Source: © 2011 Sven Torfinn/Panos

Annual Report 2011

Effective governance is essential to eliminating poverty, hunger, and malnutrition; it makes those in positions of authority accountable and gives those in vulnerable positions a voice. IFPRI focuses not only on governance in terms of legislation and government processes but also regarding the quality and availability of extension services and incentives.

Key Research and Outcomes from 2011

  • Land governance is of particular concern in developing countries because it is a primary asset for smallholder farmers—and one that is frequently in jeopardy of disappearing for environmental, legal, and cultural reasons. In 2011, IFPRI and its partners implemented the Land Governance Assessment Framework in six pilot countries (Georgia, Ghana, Malawi, Nigeria, Rwanda, and South Africa). This diagnostic tool helps evaluate the legal framework surrounding land ownership with an eye toward reform.
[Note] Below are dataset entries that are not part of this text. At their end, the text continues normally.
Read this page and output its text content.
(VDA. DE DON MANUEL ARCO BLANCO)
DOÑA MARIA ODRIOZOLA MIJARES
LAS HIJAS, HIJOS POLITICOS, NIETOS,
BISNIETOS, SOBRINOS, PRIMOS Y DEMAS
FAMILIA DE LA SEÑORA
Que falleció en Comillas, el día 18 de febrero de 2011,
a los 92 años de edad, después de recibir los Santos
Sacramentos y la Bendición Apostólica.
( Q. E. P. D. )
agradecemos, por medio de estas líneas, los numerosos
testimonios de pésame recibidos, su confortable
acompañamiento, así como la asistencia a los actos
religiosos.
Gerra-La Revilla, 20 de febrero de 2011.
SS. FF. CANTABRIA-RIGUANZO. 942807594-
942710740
  • China’s rapidly increasing engagement in Africa provides opportunities and challenges for food security, governance, and structural transformation, but information about these partnerships is limited. A 2011 IFPRI research project that aims to establish a better foundation for negotiation and policy dialogue between China and African countries began an evaluation of China’s overall approach to foreign aid as well as its engagement in industrial clusters and rural value chains in Ethiopia and Tanzania.